Cedar in bonsai, maintenance guide

Atlas cedar is not very common in bonsai, yet it is one of the most interesting species to train. Emblematic of mountain ranges, it is an elegant, imposing and majestic conifer that will be worked in an upright shape, alone or in groups.

A tree in the Pinaceae family

This large family of conifers includes pines, firs, spruces, larches and cedars. They are dominant trees in mountainous areas, and for some, they are also found in green plains. Their slender appearance is very characteristic, and what also makes cedar so attractive is its very fragrant wood.

The growth of cedar is quite slow, compared to other conifers. Its wood also remains quite soft, even on old branches, which makes it easy to shape. 

In practice, it is in the formal straight style (CHOKKAN) that many cedars are formed. A perfectly straight trunk, with branches that fall slightly, giving the image that they bend under the weight of the snow. But this essence can also lend itself to all other styles.

The trunk of the youngest cedars is smooth and grey, but with age it becomes rougher and takes on a beautiful patina. It is also important to be aware that healing is very slow; If you are cutting a large branch, it is sometimes more interesting to work a part of it in dead wood (make a jin) rather than hoping to see the scar close.

The needles are pointed, much like pine trees, and grow in clumps.

Le cèdre est un arbre idéal pour être formé en bonsai

How do you care for a Cedar bonsai?


It is a tree that loves the sun, and tolerates heat well. Resistant and robust, it is not afraid of frost, except really when temperatures remain very negative for several days. The root ball is then completely taken over by the ice, the tree can no longer draw the water necessary for its survival, even if it is idle during the winter period.

Cedar is truly an outdoor bonsai, which can generally stay outside year-round. It even needs to smell the winter frost, by overprotecting it, you will weaken it. But unlike larches, it is a tree that adapts quite well to cultivation in the plains, even in a Mediterranean climate.


He likes water, but not excess. So water it regularly but let the root ball dry out slightly before resuming your watering can. 

If you notice that the tips of the needles are turning yellow, there is too much water. This can happen at the end of a particularly wet winter, if your substrate is not draining enough. At the first signs, place the bonsai in a dry place for a few days under cover, so that the excess water drains naturally from the pot.

On the other hand, during the summer, you can water every day, especially if it is in full sun.

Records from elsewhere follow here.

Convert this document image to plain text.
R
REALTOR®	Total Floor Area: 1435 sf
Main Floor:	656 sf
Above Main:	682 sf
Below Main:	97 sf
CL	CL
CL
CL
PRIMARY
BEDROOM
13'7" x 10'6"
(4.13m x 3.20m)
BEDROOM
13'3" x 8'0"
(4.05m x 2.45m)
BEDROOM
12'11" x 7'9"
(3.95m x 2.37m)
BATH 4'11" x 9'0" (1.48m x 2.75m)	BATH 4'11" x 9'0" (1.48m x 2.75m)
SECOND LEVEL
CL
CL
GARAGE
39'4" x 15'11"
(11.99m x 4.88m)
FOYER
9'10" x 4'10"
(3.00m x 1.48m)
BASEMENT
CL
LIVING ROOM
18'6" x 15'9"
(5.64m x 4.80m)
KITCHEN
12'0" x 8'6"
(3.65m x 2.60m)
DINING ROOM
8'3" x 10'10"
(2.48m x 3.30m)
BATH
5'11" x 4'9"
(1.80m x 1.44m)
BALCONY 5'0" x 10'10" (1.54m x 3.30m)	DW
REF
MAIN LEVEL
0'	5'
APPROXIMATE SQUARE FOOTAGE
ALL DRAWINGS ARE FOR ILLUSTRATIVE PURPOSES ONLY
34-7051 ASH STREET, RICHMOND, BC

Thus, as with most conifers in bonsai, it is abundant watering from the first heat, then moderate (or not at all) from late autumn to early spring.


It is a slow-growing bonsai, on the youngest you will repot every 2 or 3 years in order to work the root system. When it begins to mature, cedar can spend 5 years or more in the same pot. Only repot when it is full of roots and water is struggling to penetrate the substrate.

Cedar does not like drastic root pruning. Avoid plunging into the heart of the root ball, even if it seems compact and clayey. Just untangle the roots that are on the lathe by cutting off the longer ones.

If repotting is too drastic, the cedar will be weak for months. So be careful!

Use a draining substrate based on pumice or kiryu to which you will add a portion of organic matter (peat, horse manure, composted bark) in order to retain moisture in summer.


Even though cedar doesn't need fertilizer to live, giving it regularly will give it more vigor, and you'll get greener, more pungent needles.

We use organic fertilizer and chemical fertilizer together for the supply of minerals and trace elements. Fertilization should be balanced, as the more nitrogen it is, the longer and more vigorous the shoots will be.

Fertilize regularly; The difference between a tree in training and a mature bonsai is the amount of fertilizer that is applied, not the frequency. Also remember that fertilizer is only properly assimilated if the water supply is sufficient; The more you fertilize, the more you need to water.

How do you prune a cedar tree into bonsai?

From spring to autumn, new twigs will develop, bearing a series of clusters of needles. Finally, cedar is pruned a bit like a deciduous tree; Once you have 5-7 "pom-poms " of needles, you can trim back.

It is important to always leave needles on a branch. Like on a bonsai pine, if there are no more needles, and therefore no more buds, the branch will die and dry out.

Structure pruning is usually done in winter. You can remove large branches but avoid pruning too much vegetation at the same time. On a raw tree that you want to form into a bonsai, it is best to remove unnecessary branches over several years. 

Ligation & Shaping

It is possible to lay yarn throughout the year, but winter is still the best time to do so. When the wood is young, the bark that is still thin tends to crack when the branches are bent. If you do this in the middle of summer, there is a good chance that the branch will die.

While cedar has a fairly flexible wood, it can also take years for the branches to maintain their position (especially the larger ones). Most of the time, it will be necessary to tie several times in a row and leave tie rods (guy wires) to maintain the desired angle.